| AVS 61st International Symposium & Exhibition | |
| Plasma Science and Technology | Wednesday Sessions |
| Session PS+2D-WeA |
| Session: | Plasma Processing for 2D Materials, Coating, and Surface Modification |
| Presenter: | Emilie Despiau-Pujo, LTM, Univ. Grenoble Alpes/CNRS/CEA-Leti Minatec, France |
| Authors: | E. Despiau-Pujo, LTM, Univ. Grenoble Alpes/CNRS/CEA-Leti Minatec, France A.O. Davydova, LTM, Univ. Grenoble Alpes/CNRS/CEA-Leti Minatec, France G. Cunge, LTM, Univ. Grenoble Alpes/CNRS/CEA-Leti Minatec, France L. Magaud, Institut Neel, Univ. Grenoble Alpes/CNRS, France D.B. Graves, University of California at Berkeley |
| Correspondent: | Click to Email |
The successful development of graphene-based technologies relies on our capability to grow and integrate this new material into sophisticated devices. Since the presence of multilayers or defects/contaminants on the graphene surface can significantly degrade its intrinsic properties, the development of new techniques to clean graphene surfaces from polymer residues, etch graphene films layer-by-layer or pattern graphene nanoribbons (GNRs) with minimal edge disorder, are major challenges.
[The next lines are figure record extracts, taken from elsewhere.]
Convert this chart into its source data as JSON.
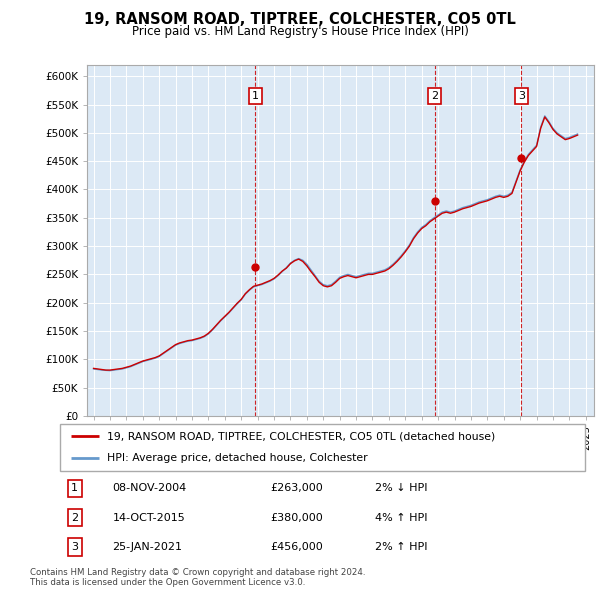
{
  "title": "19, RANSOM ROAD, TIPTREE, COLCHESTER, CO5 0TL",
  "subtitle": "Price paid vs. HM Land Registry's House Price Index (HPI)",
  "ylim": [
    0,
    620000
  ],
  "yticks": [
    0,
    50000,
    100000,
    150000,
    200000,
    250000,
    300000,
    350000,
    400000,
    450000,
    500000,
    550000,
    600000
  ],
  "ytick_labels": [
    "£0",
    "£50K",
    "£100K",
    "£150K",
    "£200K",
    "£250K",
    "£300K",
    "£350K",
    "£400K",
    "£450K",
    "£500K",
    "£550K",
    "£600K"
  ],
  "xlim_start": 1994.6,
  "xlim_end": 2025.5,
  "background_color": "#dce9f5",
  "fig_background": "#ffffff",
  "red_color": "#cc0000",
  "blue_color": "#6699cc",
  "transactions": [
    {
      "label": "1",
      "date": "08-NOV-2004",
      "year": 2004.86,
      "price": 263000,
      "hpi_pct": "2%",
      "hpi_dir": "↓"
    },
    {
      "label": "2",
      "date": "14-OCT-2015",
      "year": 2015.79,
      "price": 380000,
      "hpi_pct": "4%",
      "hpi_dir": "↑"
    },
    {
      "label": "3",
      "date": "25-JAN-2021",
      "year": 2021.07,
      "price": 456000,
      "hpi_pct": "2%",
      "hpi_dir": "↑"
    }
  ],
  "legend_house": "19, RANSOM ROAD, TIPTREE, COLCHESTER, CO5 0TL (detached house)",
  "legend_hpi": "HPI: Average price, detached house, Colchester",
  "footnote": "Contains HM Land Registry data © Crown copyright and database right 2024.\nThis data is licensed under the Open Government Licence v3.0.",
  "hpi_data_x": [
    1995.0,
    1995.25,
    1995.5,
    1995.75,
    1996.0,
    1996.25,
    1996.5,
    1996.75,
    1997.0,
    1997.25,
    1997.5,
    1997.75,
    1998.0,
    1998.25,
    1998.5,
    1998.75,
    1999.0,
    1999.25,
    1999.5,
    1999.75,
    2000.0,
    2000.25,
    2000.5,
    2000.75,
    2001.0,
    2001.25,
    2001.5,
    2001.75,
    2002.0,
    2002.25,
    2002.5,
    2002.75,
    2003.0,
    2003.25,
    2003.5,
    2003.75,
    2004.0,
    2004.25,
    2004.5,
    2004.75,
    2005.0,
    2005.25,
    2005.5,
    2005.75,
    2006.0,
    2006.25,
    2006.5,
    2006.75,
    2007.0,
    2007.25,
    2007.5,
    2007.75,
    2008.0,
    2008.25,
    2008.5,
    2008.75,
    2009.0,
    2009.25,
    2009.5,
    2009.75,
    2010.0,
    2010.25,
    2010.5,
    2010.75,
    2011.0,
    2011.25,
    2011.5,
    2011.75,
    2012.0,
    2012.25,
    2012.5,
    2012.75,
    2013.0,
    2013.25,
    2013.5,
    2013.75,
    2014.0,
    2014.25,
    2014.5,
    2014.75,
    2015.0,
    2015.25,
    2015.5,
    2015.75,
    2016.0,
    2016.25,
    2016.5,
    2016.75,
    2017.0,
    2017.25,
    2017.5,
    2017.75,
    2018.0,
    2018.25,
    2018.5,
    2018.75,
    2019.0,
    2019.25,
    2019.5,
    2019.75,
    2020.0,
    2020.25,
    2020.5,
    2020.75,
    2021.0,
    2021.25,
    2021.5,
    2021.75,
    2022.0,
    2022.25,
    2022.5,
    2022.75,
    2023.0,
    2023.25,
    2023.5,
    2023.75,
    2024.0,
    2024.25,
    2024.5
  ],
  "hpi_data_y": [
    83000,
    82000,
    81000,
    80500,
    80000,
    81000,
    82000,
    83000,
    85000,
    87000,
    90000,
    93000,
    96000,
    98000,
    100000,
    102000,
    105000,
    110000,
    115000,
    120000,
    125000,
    128000,
    130000,
    132000,
    133000,
    135000,
    137000,
    140000,
    145000,
    152000,
    160000,
    168000,
    175000,
    182000,
    190000,
    198000,
    205000,
    215000,
    222000,
    228000,
    230000,
    232000,
    235000,
    238000,
    242000,
    248000,
    255000,
    262000,
    270000,
    275000,
    278000,
    275000,
    268000,
    258000,
    248000,
    238000,
    232000,
    230000,
    232000,
    238000,
    245000,
    248000,
    250000,
    248000,
    246000,
    248000,
    250000,
    252000,
    252000,
    254000,
    256000,
    258000,
    262000,
    268000,
    275000,
    283000,
    292000,
    302000,
    315000,
    325000,
    333000,
    338000,
    345000,
    350000,
    355000,
    360000,
    362000,
    360000,
    362000,
    365000,
    368000,
    370000,
    372000,
    375000,
    378000,
    380000,
    382000,
    385000,
    388000,
    390000,
    388000,
    390000,
    395000,
    415000,
    435000,
    450000,
    462000,
    470000,
    478000,
    510000,
    530000,
    520000,
    508000,
    500000,
    495000,
    490000,
    492000,
    495000,
    498000
  ],
  "house_data_x": [
    1995.0,
    1995.25,
    1995.5,
    1995.75,
    1996.0,
    1996.25,
    1996.5,
    1996.75,
    1997.0,
    1997.25,
    1997.5,
    1997.75,
    1998.0,
    1998.25,
    1998.5,
    1998.75,
    1999.0,
    1999.25,
    1999.5,
    1999.75,
    2000.0,
    2000.25,
    2000.5,
    2000.75,
    2001.0,
    2001.25,
    2001.5,
    2001.75,
    2002.0,
    2002.25,
    2002.5,
    2002.75,
    2003.0,
    2003.25,
    2003.5,
    2003.75,
    2004.0,
    2004.25,
    2004.5,
    2004.75,
    2005.0,
    2005.25,
    2005.5,
    2005.75,
    2006.0,
    2006.25,
    2006.5,
    2006.75,
    2007.0,
    2007.25,
    2007.5,
    2007.75,
    2008.0,
    2008.25,
    2008.5,
    2008.75,
    2009.0,
    2009.25,
    2009.5,
    2009.75,
    2010.0,
    2010.25,
    2010.5,
    2010.75,
    2011.0,
    2011.25,
    2011.5,
    2011.75,
    2012.0,
    2012.25,
    2012.5,
    2012.75,
    2013.0,
    2013.25,
    2013.5,
    2013.75,
    2014.0,
    2014.25,
    2014.5,
    2014.75,
    2015.0,
    2015.25,
    2015.5,
    2015.75,
    2016.0,
    2016.25,
    2016.5,
    2016.75,
    2017.0,
    2017.25,
    2017.5,
    2017.75,
    2018.0,
    2018.25,
    2018.5,
    2018.75,
    2019.0,
    2019.25,
    2019.5,
    2019.75,
    2020.0,
    2020.25,
    2020.5,
    2020.75,
    2021.0,
    2021.25,
    2021.5,
    2021.75,
    2022.0,
    2022.25,
    2022.5,
    2022.75,
    2023.0,
    2023.25,
    2023.5,
    2023.75,
    2024.0,
    2024.25,
    2024.5
  ],
  "house_data_y": [
    84000,
    83000,
    82000,
    81000,
    81000,
    82000,
    83000,
    84000,
    86000,
    88000,
    91000,
    94000,
    97000,
    99000,
    101000,
    103000,
    106000,
    111000,
    116000,
    121000,
    126000,
    129000,
    131000,
    133000,
    134000,
    136000,
    138000,
    141000,
    146000,
    153000,
    161000,
    169000,
    176000,
    183000,
    191000,
    199000,
    206000,
    216000,
    223000,
    229000,
    231000,
    233000,
    236000,
    239000,
    243000,
    249000,
    256000,
    261000,
    269000,
    274000,
    277000,
    273000,
    265000,
    255000,
    246000,
    236000,
    230000,
    228000,
    230000,
    236000,
    243000,
    246000,
    248000,
    246000,
    244000,
    246000,
    248000,
    250000,
    250000,
    252000,
    254000,
    256000,
    260000,
    266000,
    273000,
    281000,
    290000,
    300000,
    313000,
    323000,
    331000,
    336000,
    343000,
    348000,
    353000,
    358000,
    360000,
    358000,
    360000,
    363000,
    366000,
    368000,
    370000,
    373000,
    376000,
    378000,
    380000,
    383000,
    386000,
    388000,
    386000,
    388000,
    393000,
    413000,
    433000,
    448000,
    460000,
    468000,
    476000,
    508000,
    528000,
    518000,
    506000,
    498000,
    493000,
    488000,
    490000,
    493000,
    496000
  ]
}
ICP H2 plasmas seem promising to specifically treat graphene films but little is known about the fundamental mechanisms of plasma-graphene interaction. We therefore develop Molecular Dynamics (MD) simulations, coupled with experiments, to assist the development of plasma processes to clean, dope and pattern graphene layers in a controlled way. We more specifically investigate the interactions between hydrogen plasmas and various types of graphene surfaces (monolayers, multilayers, nanoribbons). Except for impacts at GNRs edges or defects location, H species are shown to experience a repulsive force which prevents any species with less than ~0.6eV to adsorb on the graphene surface. H+ bombardment in the [1-10] eV range does not damage the graphene basal plane while irreversible damages are expected for Ei >12 eV (penetration of atomic H through the layers or C-C bond breaking) [1]. As a first step to model graphene cleaning, we investigate the mechanisms of CH3 groups (a crude approximation for resist residues) removal from graphene by atomic hydrogen. Depending on the incident energy range and the surface temperature, MD shows the possibility for chemical etching of the methyl radical without damaging the graphene basal plane [2]. Recent experiments and XPS/AFM/Raman measurements confirm that H2 plasmas are promising to clean PMMA residues from graphene with almost no damage after annealing. Simulations of GNRs trimming show that lateral etching is maximum for surface temperatures ~600 K and occurs via a specific mechanism limiting the edge roughness, as also observed experimentally. Finally, energetic H+ or H2+ bombardment of stacked multilayer graphene (s-MLG) is investigated and the possibility to store hydrogen (trapped as H2 molecules) between adjacent layers or etch a full single graphene sheet is discussed. [1] Despiau-Pujo, Davydova, Cunge et al, J.Appl.Phys.113, 114302 (2013) [2] Delfour, Davydova, Despiau-Pujo et al, submitted to Phys.Rev.B (2014)